考察:「オントロジーをどうするか?(2)」

by ご近所のきよきよ



 文章を解析したとき、その文章の内容に一致する知識ベース内の事象がすべてヒットして、俺だ俺だと発火するとします。もし、その知識ベース内のデータは視点識別子も返すようになっていれば、文章の視点を文脈から推定して、それで発火データをフィルツタしていくと、正しい意味を視点識別子に関して得られることになります。

 知識ベースが格と属性と名詞、動詞とから成りますから(基本的にオントロジー記号主体に単語が発火する)、入力文章がオントロジーでサポートされれば、それに関係する知識ベースのデータが発火されますから、意味候補(同じ意味体系のコーパス)は全部発火します。後は視点でフィルターすれば、求める意味データのみを取り出せます。2つの文章が同じ意味なら、同じようになる視点で、共通の知識ベースのデータ(コーパス)が発火しているはずです。指定の視点で発火しているものが無かったら、意味は異なるということです。


 そこで、この一連の作業をするには、俺俺と手を挙げるために入力データ(意味記号)と保持しているコーパスとのマッチング処理を自動で行うという内容検索(キーでなく、キーに保存された記号からキーを推測する検索)が必須です。これが高速に行われなくてはなりません。

 ところで、この内容検索は文字列(バイナリー)のマッチングをするだけですから、ハートウェアではCPU並の命令セットは不要です。簡単な回路で文字マッチングは実現出来ます。すなわち、メモリを少しだけインテリジェントにするだけです。USBメモリなんて結構安いですから、内容検索ができるフラッシュメモリなんてのを作っても安くできるでしょう。そうすれば、超平行処理で内容検索できる環境ができます。視点毎に内容検索機構付きインテリジェントフラッシュメモリを用意する事も夢ではなくなります。こうしたものは、人工知能の基盤デバイスになるでしょう。作りたいですね。

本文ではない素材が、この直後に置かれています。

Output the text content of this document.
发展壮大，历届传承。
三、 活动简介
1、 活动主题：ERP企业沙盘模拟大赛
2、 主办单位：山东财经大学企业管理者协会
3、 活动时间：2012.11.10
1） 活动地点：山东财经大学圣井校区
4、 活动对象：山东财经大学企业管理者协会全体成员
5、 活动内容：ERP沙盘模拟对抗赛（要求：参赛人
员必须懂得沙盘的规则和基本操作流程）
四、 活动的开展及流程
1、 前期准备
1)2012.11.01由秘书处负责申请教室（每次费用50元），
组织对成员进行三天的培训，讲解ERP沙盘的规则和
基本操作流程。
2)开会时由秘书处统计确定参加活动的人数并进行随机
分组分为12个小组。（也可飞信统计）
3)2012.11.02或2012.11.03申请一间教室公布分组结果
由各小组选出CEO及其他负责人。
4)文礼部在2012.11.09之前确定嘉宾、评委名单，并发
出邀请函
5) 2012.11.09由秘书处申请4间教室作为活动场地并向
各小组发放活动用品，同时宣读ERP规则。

 コーパスとか動画像とかをとにかくため込む機構と、それから抽象化を行い、意味記号を定義していく機構が必要です。その上に立って、視点によって意味を整理する、機構が必要で、この視点と意味記号のセットが意味理解の基盤になります。文章を入力すると、マッチする視点と意味記号のオブジェクトを全て発火します。これは内容検索で自動的、自律的に行う事です。そして、適当な視点のものを、意味理解の候補セットとします。必要ならば、それを知識フレームに確保します。

 そして、視点とは鍵と鍵穴システムの鍵穴に相当しますから、オントロジーシステムをそのように設計しますと自然言語処理と整合性が保てます。さらに知識ベースの表現を、データエンティティと関連記述エンティティのネットワークでやろうと昔提唱しました。データエンティティを視点とか視点に登録されているコーパスとかイメージにして、関係を連想とか包含関係とか近似関係とかを表現して、視点を繋ぐと、いうふうにすれば知識ベースにも埋め込めます。そして、ヒットが起きたときに発火するものを、ヒットしたデータエンティティに関連づけられているもの全てとすれば、意味の相同性と相違性の判別が簡単にできるようになるというものです。


 このようにして、意味理解は実現出来るはずです。